沉香祭司看着屋外的洋洋大雪,沉了沉眉。
关上门,返回屋内给夜风倒了一杯热水。
夜风盯着沉香祭司手里冒热气的杯子,没伸手。
沉香祭司一直保持递杯子的动作,连呼吸都想停止。
最终,夜风伸手接过杯子:“她封印解了还是感知到了什么?”
声音轻冷的好似不在意这场谈话。
沉香祭司听的鸡皮疙瘩直起,后背脊发寒。
努力控制自己要乱的心跳:“不清楚。”
沉香祭司给自己倒了一杯热水,透过杯壁感受温暖的传递:“她这段时间不怎么和我说心事。”
夜风转动手里的杯子,一字一字:“阿香,你在说谎。”
“我没有。”沉香祭司勇敢对上夜风冰冷的视线,“我以天神之名起誓,我没有和你说谎。
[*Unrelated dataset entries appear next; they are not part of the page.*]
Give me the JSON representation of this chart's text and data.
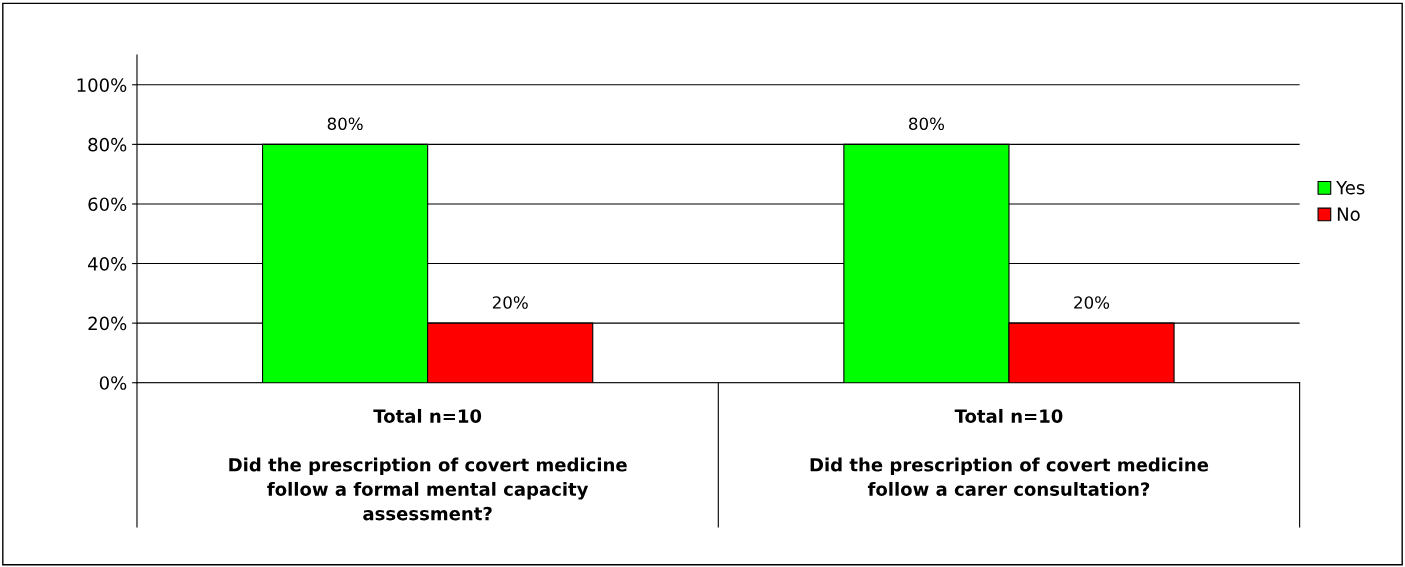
{
  "chart_data": {
    "type": "bar",
    "categories": [
      "Total n=10\n\nDid the prescription of covert medicine\nfollow a formal mental capacity\nassessment?",
      "Total n=10\n\nDid the prescription of covert medicine\nfollow a carer consultation?"
    ],
    "series": [
      {
        "name": "Yes",
        "color": "#00ff00",
        "values": [
          80,
          80
        ]
      },
      {
        "name": "No",
        "color": "#ff0000",
        "values": [
          20,
          20
        ]
      }
    ],
    "ylim": [
      0,
      110
    ],
    "yticks": [
      {
        "value": 0,
        "label": "0%"
      },
      {
        "value": 20,
        "label": "20%"
      },
      {
        "value": 40,
        "label": "40%"
      },
      {
        "value": 60,
        "label": "60%"
      },
      {
        "value": 80,
        "label": "80%"
      },
      {
        "value": 100,
        "label": "100%"
      }
    ],
    "value_labels": [
      [
        "80%",
        "80%"
      ],
      [
        "20%",
        "20%"
      ]
    ],
    "grid": "y",
    "legend": "right"
  }
}
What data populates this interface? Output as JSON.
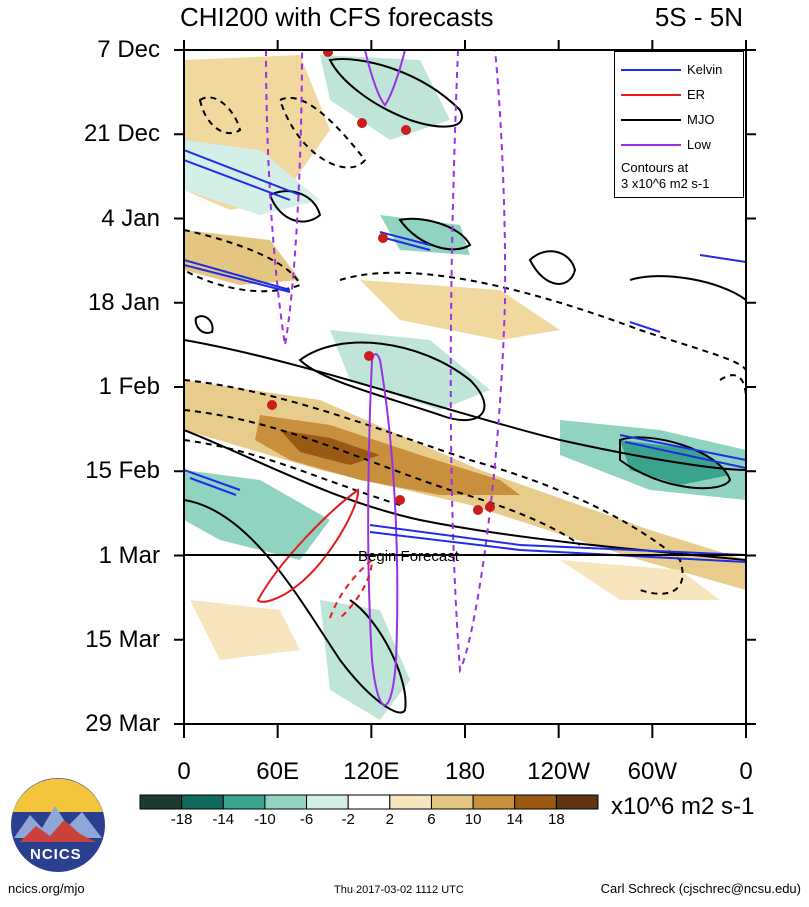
{
  "title": "CHI200 with CFS forecasts",
  "region": "5S - 5N",
  "y_labels": [
    "7 Dec",
    "21 Dec",
    "4 Jan",
    "18 Jan",
    "1 Feb",
    "15 Feb",
    "1 Mar",
    "15 Mar",
    "29 Mar"
  ],
  "x_labels": [
    "0",
    "60E",
    "120E",
    "180",
    "120W",
    "60W",
    "0"
  ],
  "legend": {
    "items": [
      {
        "label": "Kelvin",
        "color": "#1f2ee6"
      },
      {
        "label": "ER",
        "color": "#e61a1a"
      },
      {
        "label": "MJO",
        "color": "#000000"
      },
      {
        "label": "Low",
        "color": "#9b30e6"
      }
    ],
    "note_line1": "Contours at",
    "note_line2": "3 x10^6 m2 s-1"
  },
  "begin_forecast": "Begin Forecast",
  "colorbar": {
    "ticks": [
      "-18",
      "-14",
      "-10",
      "-6",
      "-2",
      "2",
      "6",
      "10",
      "14",
      "18"
    ],
    "colors": [
      "#1d3b33",
      "#0f6b5e",
      "#3aa38e",
      "#8fd3c0",
      "#d3efe7",
      "#ffffff",
      "#f7e6bd",
      "#e5c680",
      "#c88f3c",
      "#9a5a14",
      "#5e3510"
    ],
    "units": "x10^6 m2 s-1"
  },
  "footer": {
    "left": "ncics.org/mjo",
    "center": "Thu 2017-03-02 1112 UTC",
    "right": "Carl Schreck (cjschrec@ncsu.edu)"
  },
  "logo_text": "NCICS",
  "chart_data": {
    "type": "heatmap",
    "title": "CHI200 with CFS forecasts",
    "subtitle": "5S - 5N",
    "x_axis": {
      "ticks": [
        "0",
        "60E",
        "120E",
        "180",
        "120W",
        "60W",
        "0"
      ],
      "range_deg": [
        0,
        360
      ]
    },
    "y_axis": {
      "ticks": [
        "7 Dec",
        "21 Dec",
        "4 Jan",
        "18 Jan",
        "1 Feb",
        "15 Feb",
        "1 Mar",
        "15 Mar",
        "29 Mar"
      ],
      "direction": "time increases downward"
    },
    "colorbar_levels": [
      -18,
      -14,
      -10,
      -6,
      -2,
      2,
      6,
      10,
      14,
      18
    ],
    "units": "x10^6 m2 s-1",
    "forecast_start": "1 Mar",
    "series": [
      {
        "name": "Kelvin"
      },
      {
        "name": "ER"
      },
      {
        "name": "MJO"
      },
      {
        "name": "Low"
      }
    ],
    "contour_interval": "3 x10^6 m2 s-1",
    "legend_position": "top-right"
  }
}
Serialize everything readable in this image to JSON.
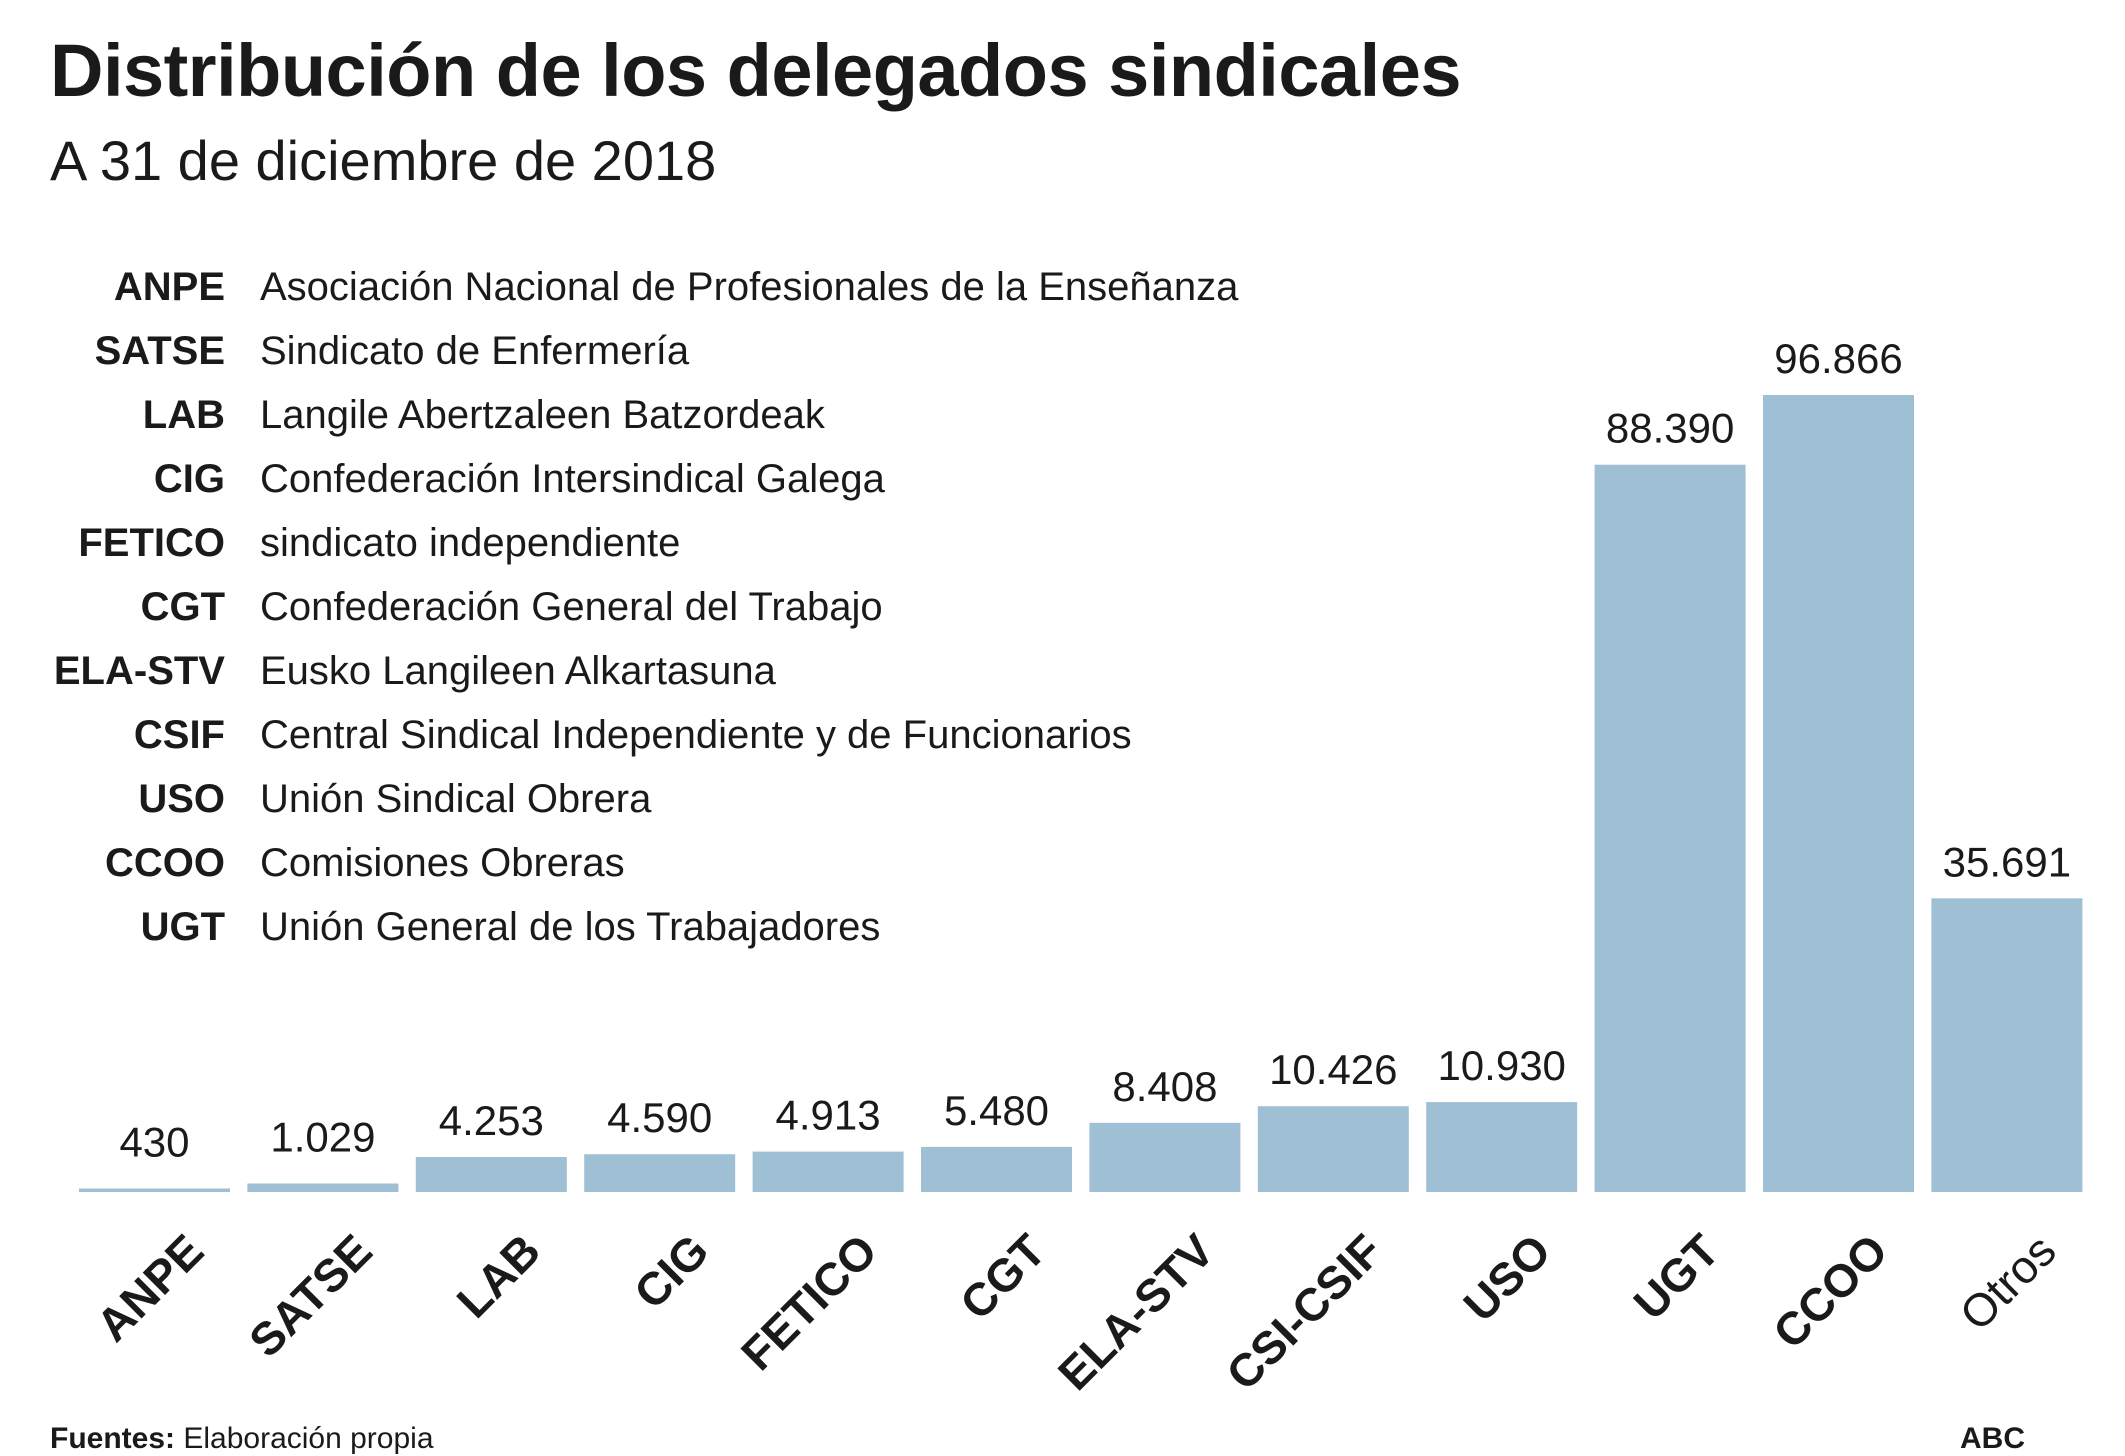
{
  "header": {
    "title": "Distribución de los delegados sindicales",
    "subtitle": "A 31 de diciembre de 2018"
  },
  "legend": [
    {
      "abbr": "ANPE",
      "name": "Asociación Nacional de Profesionales de la Enseñanza"
    },
    {
      "abbr": "SATSE",
      "name": "Sindicato de Enfermería"
    },
    {
      "abbr": "LAB",
      "name": "Langile Abertzaleen Batzordeak"
    },
    {
      "abbr": "CIG",
      "name": "Confederación Intersindical Galega"
    },
    {
      "abbr": "FETICO",
      "name": "sindicato independiente"
    },
    {
      "abbr": "CGT",
      "name": "Confederación General del Trabajo"
    },
    {
      "abbr": "ELA-STV",
      "name": "Eusko Langileen Alkartasuna"
    },
    {
      "abbr": "CSIF",
      "name": "Central Sindical Independiente y de Funcionarios"
    },
    {
      "abbr": "USO",
      "name": "Unión Sindical Obrera"
    },
    {
      "abbr": "CCOO",
      "name": "Comisiones Obreras"
    },
    {
      "abbr": "UGT",
      "name": "Unión General de los Trabajadores"
    }
  ],
  "chart_data": {
    "type": "bar",
    "categories": [
      "ANPE",
      "SATSE",
      "LAB",
      "CIG",
      "FETICO",
      "CGT",
      "ELA-STV",
      "CSI-CSIF",
      "USO",
      "UGT",
      "CCOO",
      "Otros"
    ],
    "values": [
      430,
      1029,
      4253,
      4590,
      4913,
      5480,
      8408,
      10426,
      10930,
      88390,
      96866,
      35691
    ],
    "value_labels": [
      "430",
      "1.029",
      "4.253",
      "4.590",
      "4.913",
      "5.480",
      "8.408",
      "10.426",
      "10.930",
      "88.390",
      "96.866",
      "35.691"
    ],
    "bold_categories": [
      true,
      true,
      true,
      true,
      true,
      true,
      true,
      true,
      true,
      true,
      true,
      false
    ],
    "title": "Distribución de los delegados sindicales",
    "subtitle": "A 31 de diciembre de 2018",
    "xlabel": "",
    "ylabel": "",
    "ylim": [
      0,
      96866
    ],
    "grid": false,
    "bar_color": "#9fbfd5"
  },
  "footer": {
    "source_label": "Fuentes:",
    "source_text": " Elaboración propia",
    "brand": "ABC"
  },
  "colors": {
    "bar": "#9fbfd5",
    "text": "#1a1a1a",
    "background": "#ffffff"
  }
}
”
“阿瑟这段时间真的没找我说她的心事。”
夜风目光如门外寒雪般刺骨:“行,那我换个问法。”
沉香祭司的睫毛轻轻一颤,像百里之外的小鸟翅膀震动一下,微不可察。
夜风抿了口热水,声音沉而冷:“土豪大祭司和花岁祭司在阿雨身上下了什么禁?”
“没有。”沉香祭司不待夜风说完,脱口而出,“什么都没有下。”
大马金刀坐着的夜风,气势强大如柄大黑刀,直刺沉香胸口:“阿雨是阿瑟这次祭天的替代者。”
沉香祭司的声音比先前抖的更凶:“不是。”
她说的很坚定,没有一丝犹豫,只是身体在不停颤抖。
面对气场强大的夜风,沉香祭司根本顶不住。
她的身体抖的更厉害,眼里都蓄了泪水。
夜风看着沉香祭司如风雪中挣扎的小草:“阿雨不是替代者,你却默认他跟在阿瑟身边。”
“你对我瞒了多少?”
“花岁祭司曾经跟我们说过,阿瑟有一天会穿她来时的衣服飞上天。”
“你还记得吗?”
沉香祭司的脸色发白,声音抖成碎:“记得。”
“花岁祭司这意思……”夜风的声音像羽毛轻,“阿瑟最终还是要回到她的神女部落去,对吧。”
沉香祭司头低的更低,心也冷的打抖。
只有杯壁上传来的温暖,让她知道自己还有温暖在胸胸里。
夜风紧紧捧着杯子,阻挡他身体的颤抖:“阿瑟把阿雨带在身边,一定是知道阿雨是她祭天的替代者。”
“她不会让你们把阿雨献出去。”
不敢面对夜风的沉香祭司,努力辩解:“阿雨不是。”
夜风看着站在自己面前,身体发抖的沉香祭司:“不管是谁,阿瑟都会宁愿自己祭天,也不会找替代者。”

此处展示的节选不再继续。